You need steering fluid to boost the power steering system of your car. As a lubricant, it can help it run efficiently and slickly. Essentially, it is a combination of a base stock and a specific kind of additive. Now, if suddenly, the power steering pump of your car gets bogged down by a severe mechanical malfunction, flushing your steering fluid becomes necessary. Here are your step-by-step guidelines:
- You need the convenience of an open space. So, move your car into the park or into an open field.
- Turn off your car’s engine.
- Open the hood of your car. Secure it properly. You should be able to work underneath it later.
- Check out the power steering system of your car. On top, you can see the filter. Remove it. In some instances, the filter may not be easily found. So, if you don’t see it on top of the power steering system, refer to your car’s owner’s manual for specific instructions.
- Separate the radiator from the overflow tank. Detaching them from each other allows you to easily access your power steering reservoir. Make sure that the tank is placed somewhere nearby. You need to replace it later.
- Seek the bottom part of your power steering reservoir. You can find a hose there. Disconnect it. Be patient here. Removing the hose can be tough.

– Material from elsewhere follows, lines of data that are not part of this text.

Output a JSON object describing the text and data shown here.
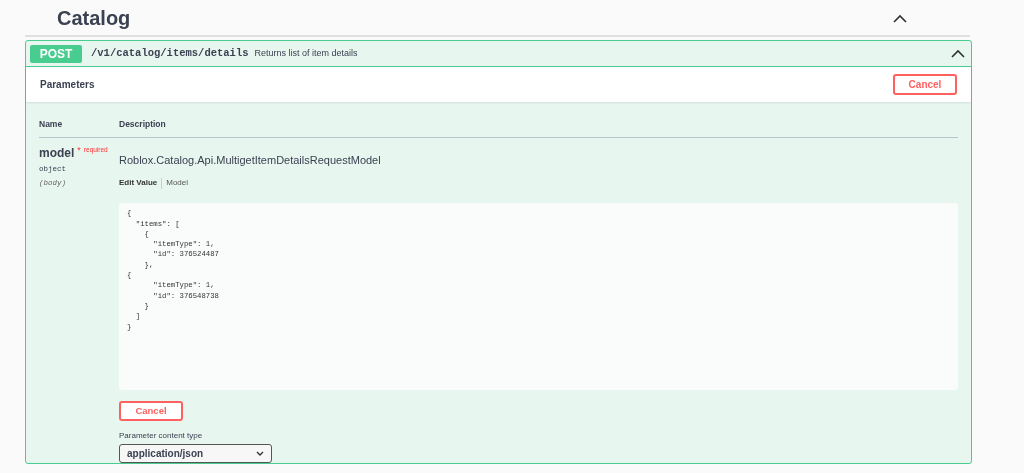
{
  "section": {
    "title": "Catalog",
    "expanded": true
  },
  "operation": {
    "method": "POST",
    "path": "/v1/catalog/items/details",
    "summary": "Returns list of item details",
    "expanded": true
  },
  "parameters": {
    "title": "Parameters",
    "cancel_button": "Cancel",
    "columns": [
      "Name",
      "Description"
    ],
    "rows": [
      {
        "name": "model",
        "required_mark": "*",
        "required_label": "required",
        "type": "object",
        "location": "(body)",
        "model_name": "Roblox.Catalog.Api.MultigetItemDetailsRequestModel",
        "tabs": [
          {
            "label": "Edit Value",
            "selected": true
          },
          {
            "label": "Model",
            "selected": false
          }
        ],
        "body_value": "{\n  \"items\": [\n    {\n      \"itemType\": 1,\n      \"id\": 376524487\n    },\n{\n      \"itemType\": 1,\n      \"id\": 376548738\n    }\n  ]\n}",
        "cancel_button": "Cancel",
        "content_type_label": "Parameter content type",
        "content_type": "application/json"
      }
    ]
  }
}
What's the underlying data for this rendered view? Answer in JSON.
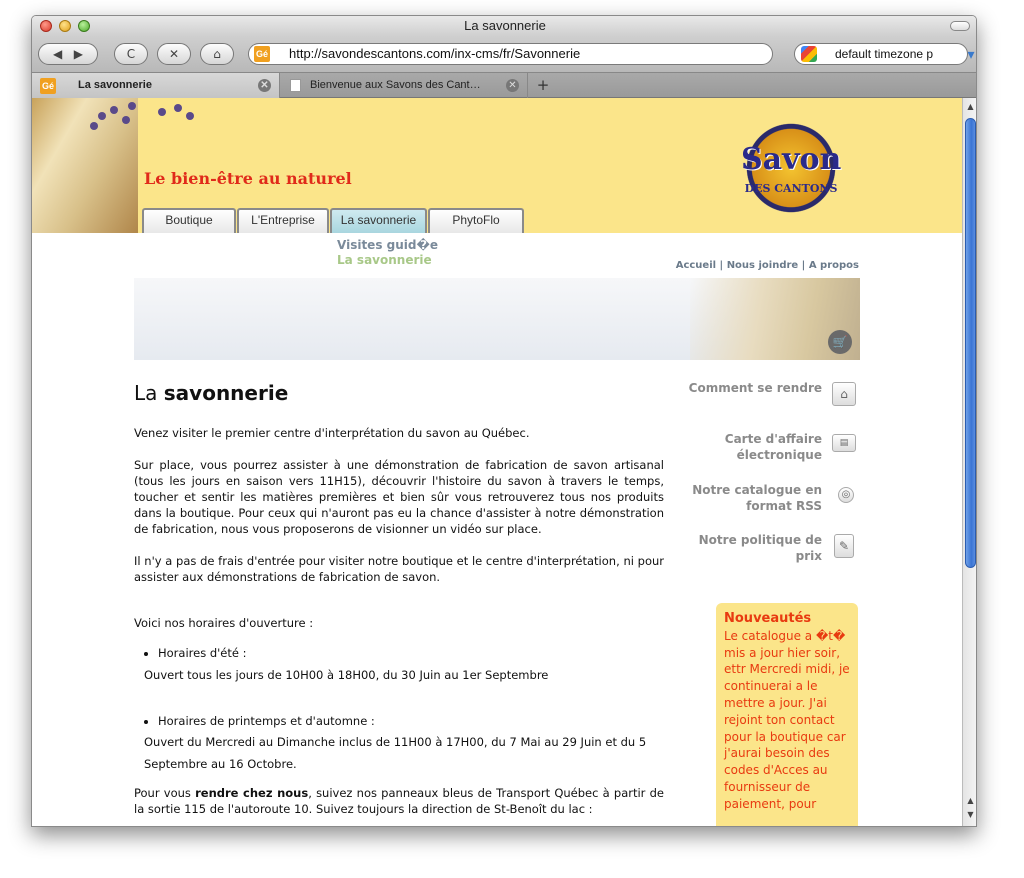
{
  "window": {
    "title": "La savonnerie"
  },
  "toolbar": {
    "url": "http://savondescantons.com/inx-cms/fr/Savonnerie",
    "search_value": "default timezone p",
    "favicon_text": "Gé"
  },
  "tabs": [
    {
      "label": "La savonnerie",
      "active": true
    },
    {
      "label": "Bienvenue aux Savons des Cant…",
      "active": false
    }
  ],
  "site": {
    "tagline": "Le bien-être au naturel",
    "logo_top": "Savon",
    "logo_bottom": "DES CANTONS",
    "nav": [
      "Boutique",
      "L'Entreprise",
      "La savonnerie",
      "PhytoFlo"
    ],
    "submenu": [
      "Visites guid�e",
      "La savonnerie"
    ],
    "toplinks": [
      "Accueil",
      "Nous joindre",
      "A propos"
    ],
    "toplinks_sep": " | "
  },
  "article": {
    "title_prefix": "La ",
    "title_bold": "savonnerie",
    "p1": "Venez visiter le premier centre d'interprétation du savon au Québec.",
    "p2": "Sur place, vous pourrez assister à une démonstration de fabrication de savon artisanal (tous les jours en saison vers 11H15), découvrir l'histoire du savon à travers le temps, toucher et sentir les matières premières et bien sûr vous retrouverez tous nos produits dans la boutique. Pour ceux qui n'auront pas eu la chance d'assister à notre démonstration de fabrication, nous vous proposerons de visionner un vidéo sur place.",
    "p3": "Il n'y a pas de frais d'entrée pour visiter notre boutique et le centre d'interprétation, ni pour assister aux démonstrations de fabrication de savon.",
    "hours_intro": "Voici nos horaires d'ouverture :",
    "schedules": [
      {
        "title": "Horaires d'été :",
        "text": "Ouvert tous les jours de 10H00 à 18H00, du 30 Juin au 1er Septembre"
      },
      {
        "title": "Horaires de printemps et d'automne :",
        "text": "Ouvert du Mercredi au Dimanche inclus de 11H00 à 17H00, du 7 Mai au 29 Juin et du 5 Septembre au 16 Octobre."
      }
    ],
    "p4_pre": "Pour vous ",
    "p4_bold": "rendre chez nous",
    "p4_post": ", suivez nos panneaux bleus de Transport Québec à partir de la sortie 115 de l'autoroute 10. Suivez toujours la direction de St-Benoît du lac :"
  },
  "sidebar": [
    {
      "label": "Comment se rendre",
      "icon": "map-icon"
    },
    {
      "label": "Carte d'affaire électronique",
      "icon": "vcard-icon"
    },
    {
      "label": "Notre catalogue en format RSS",
      "icon": "rss-icon"
    },
    {
      "label": "Notre politique de prix",
      "icon": "price-icon"
    }
  ],
  "news": {
    "title": "Nouveautés",
    "text": "Le catalogue a �t� mis a jour hier soir, ettr Mercredi midi, je continuerai a le mettre a jour. J'ai rejoint ton contact pour la boutique car j'aurai besoin des codes d'Acces au fournisseur de paiement, pour"
  }
}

- Once you have removed the hose from the power steering reservoir, you need to have another hose. Use it as a replacement. Once attached, it should go straight to an empty container. Meanwhile, the container stores the old power steering fluid once you have flushed it out from the reservoir.
- Get your car jack. Use it to raise from the ground your car’s front end.
- Begin to pour the new power steering fluid into your car’s reservoir. As you add it, the old power steering fluid is forced to pass through the tube that you have attached a while ago at the bottom of your reservoir.
- Position yourself into your car’s driver’s seat. Then, hold on to your steering wheel. Rack it steadily, back and forth. Make sure that your car’s wheels are properly locked in. They should permit a slight mobility range. This process can help in draining the extra lubricant from your car’s power steering system.
- Once the old steering fluid is flushed, fill up the new one. You may need to rack your car’s steering wheel some more. This permits you to push out the air that may be inconveniently trapped along the lines. When you have accomplished that, the hard part of the job is literally over.
- You may now disconnect the hose attached to the bottom part of the reservoir and then, take away the container. Put back the filter in and the overflow tank. And finally, close your car’s hood.
Remember, if your car is well-maintained, you have a maximum of about 200,000 miles before the need to replace your power steering fluid comes around.